This piece by Dana Milbank - which I discovered thanks to Crooks and Liars - follows hot on the heels of Chris Matthews calling Barack Obama's speech at the United States Military Academy an appearance in "the enemy's camp" (to give Matthews credit, he apologized for this comment). Why is it there are still those who believe - despite so much evidence to the contrary - that Democratic politicians are hostile to the military? For those old enough to remember, Jesse Helms once claimed that should then-Pres. Clinton visit any military bases in North Carolina, it might prove dangerous for the Commander-in-Chief. Rather than treat this outrageous comment with the contempt it deserved, and relegate the person who spoke it to the non-entity file, there was actually discussion in elite Washington circles over whether or not the President of the US would need a protective escort on military bases!
There is military bashing on the Left in the United States. Yet, in the first instance, with the possible exception of Russ Feingold - from just up the road in Janesville, WI - there aren't too many left-wing Democrats left.
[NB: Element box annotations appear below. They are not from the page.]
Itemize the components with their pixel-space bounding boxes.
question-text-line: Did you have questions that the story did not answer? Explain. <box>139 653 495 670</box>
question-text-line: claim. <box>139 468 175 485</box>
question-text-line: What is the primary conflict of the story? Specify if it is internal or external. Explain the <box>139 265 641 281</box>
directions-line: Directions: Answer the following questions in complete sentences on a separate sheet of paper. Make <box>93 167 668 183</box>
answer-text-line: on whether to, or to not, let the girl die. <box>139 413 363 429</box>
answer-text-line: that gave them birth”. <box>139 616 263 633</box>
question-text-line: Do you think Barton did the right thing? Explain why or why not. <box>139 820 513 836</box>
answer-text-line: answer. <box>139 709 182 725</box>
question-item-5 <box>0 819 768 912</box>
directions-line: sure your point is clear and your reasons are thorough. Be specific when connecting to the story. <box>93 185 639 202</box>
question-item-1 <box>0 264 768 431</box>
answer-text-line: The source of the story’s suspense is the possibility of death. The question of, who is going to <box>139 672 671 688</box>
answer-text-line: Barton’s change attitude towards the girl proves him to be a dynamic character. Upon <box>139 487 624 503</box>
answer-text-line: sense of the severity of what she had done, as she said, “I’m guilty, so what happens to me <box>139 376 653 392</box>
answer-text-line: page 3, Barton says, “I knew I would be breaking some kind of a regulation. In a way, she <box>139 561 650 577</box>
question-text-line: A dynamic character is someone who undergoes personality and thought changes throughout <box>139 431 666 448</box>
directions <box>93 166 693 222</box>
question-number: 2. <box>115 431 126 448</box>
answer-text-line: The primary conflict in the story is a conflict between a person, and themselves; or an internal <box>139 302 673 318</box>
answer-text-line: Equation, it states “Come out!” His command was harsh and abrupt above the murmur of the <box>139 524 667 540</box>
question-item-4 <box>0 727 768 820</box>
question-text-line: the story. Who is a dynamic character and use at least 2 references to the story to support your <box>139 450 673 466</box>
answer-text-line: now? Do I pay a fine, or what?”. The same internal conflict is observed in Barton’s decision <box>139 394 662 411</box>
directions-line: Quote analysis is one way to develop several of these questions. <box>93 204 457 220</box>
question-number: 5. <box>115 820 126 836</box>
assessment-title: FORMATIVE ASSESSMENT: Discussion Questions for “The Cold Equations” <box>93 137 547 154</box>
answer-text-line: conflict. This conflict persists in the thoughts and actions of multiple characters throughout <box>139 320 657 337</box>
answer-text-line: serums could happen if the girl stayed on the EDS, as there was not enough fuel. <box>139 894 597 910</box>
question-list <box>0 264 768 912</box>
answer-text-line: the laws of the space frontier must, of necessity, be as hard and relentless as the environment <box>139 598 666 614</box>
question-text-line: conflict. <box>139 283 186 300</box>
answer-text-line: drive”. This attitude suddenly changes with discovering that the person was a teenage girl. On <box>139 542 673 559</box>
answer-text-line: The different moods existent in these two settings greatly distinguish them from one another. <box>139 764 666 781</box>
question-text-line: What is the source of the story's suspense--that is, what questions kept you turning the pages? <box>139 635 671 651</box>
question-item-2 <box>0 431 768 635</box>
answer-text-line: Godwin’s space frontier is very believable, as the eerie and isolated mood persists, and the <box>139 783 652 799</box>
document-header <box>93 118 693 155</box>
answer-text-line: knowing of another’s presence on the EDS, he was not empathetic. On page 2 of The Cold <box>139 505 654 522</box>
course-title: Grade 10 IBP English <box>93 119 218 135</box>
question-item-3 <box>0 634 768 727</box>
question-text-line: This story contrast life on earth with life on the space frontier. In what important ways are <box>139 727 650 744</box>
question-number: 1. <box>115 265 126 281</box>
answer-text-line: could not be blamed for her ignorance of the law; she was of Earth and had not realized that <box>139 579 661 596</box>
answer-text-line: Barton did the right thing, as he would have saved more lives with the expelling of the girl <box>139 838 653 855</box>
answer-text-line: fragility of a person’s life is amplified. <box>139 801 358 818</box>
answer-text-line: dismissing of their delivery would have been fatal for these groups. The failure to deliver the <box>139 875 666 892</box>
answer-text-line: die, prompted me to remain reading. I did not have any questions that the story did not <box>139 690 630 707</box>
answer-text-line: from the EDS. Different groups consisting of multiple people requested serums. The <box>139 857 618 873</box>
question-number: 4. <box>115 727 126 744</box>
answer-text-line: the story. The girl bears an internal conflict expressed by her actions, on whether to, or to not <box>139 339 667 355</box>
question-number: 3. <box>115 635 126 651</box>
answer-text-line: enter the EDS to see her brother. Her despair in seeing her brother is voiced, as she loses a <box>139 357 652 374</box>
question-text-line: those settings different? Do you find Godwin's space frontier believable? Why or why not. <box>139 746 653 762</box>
Second, Pres. Clinton managed, somehow, to use military action effectively, even though he faced opposition from the Left (wow, what a shock!), particularly in the Balkans. Pres. Obama has showed a willingness to use the military as well; consider the way the Nave SEALS managed to deal with the pirates off the Horn of Africa.
For some reason, though, there are still those who think that Democrats don't like the military, and that, politically speaking, the military mind-set and Democratic politics don't mix. This is, perhaps, the stupidest legacy of the Vietnam War. The irony, of course, is this war was waged largely by Democratic Administrations (although the heaviest casualties came with the Nixon Administration) and had some of its biggest supporters in the Democratic Party. When the country, and the Democratic Party, turned against the war, many on the right turned this rather sound and sober judgment - that the Vietnam War was quite the foreign policy blunder and we needed to get out as soon as possible - in to the slander that "liberals hate the military". This was made worse by the creation of the urban legend of returning Vietnam Vets getting spat upon by hippies. Even though there isn't a single documented case of this happening, it is far too often trotted out as evidence that yesterday's hippies, and today's Democrats, are just a bunch of unpatriotic nancy boys who hate the military.
This situation is not made easier by what Michael Berube calls "the Manichean left" - Chomskyite knee-jerk critics of any American foreign policy that includes the use of the American military. There are, in fact, left-wingers who do not reflexively consider any use of force by the United States as suspect. I count myself among them. The problem, far too often, is that in theory, at any rate, there are good cases to be made for a particular, limited use of the military (in Afghanistan in the aftermath of the 9/11, for example) that, when put in practice, end up far worse than they might have been otherwise. This does not make me, or anyone else, who believes there are cases where the judicious use of military force is both prudent and acceptable, "liberal hawks". At least in my own case, I think it makes me someone who sees the threat and use of force in international affairs - done within the limits of the UN Charter, and in concert with our allies in an agreed-upon framework - as a live possibility. That far too often the US has used the military poorly, as it continues to do in both Iraq and Afghanistan (and, no, I do not support Pres. Obama's "surge" in Afghanistan), does not mean that, at some point, we will have wiser and more capable hands at the wheel of our military machine; it just means we need to look at each instance on the merits.
In the meantime, what do we do about this ridiculous nonsense that there is some kind of innate hostility between American liberalism and left-wing politics and the United States military? Beyond calling it out for the stupid that it is, I'm not sure.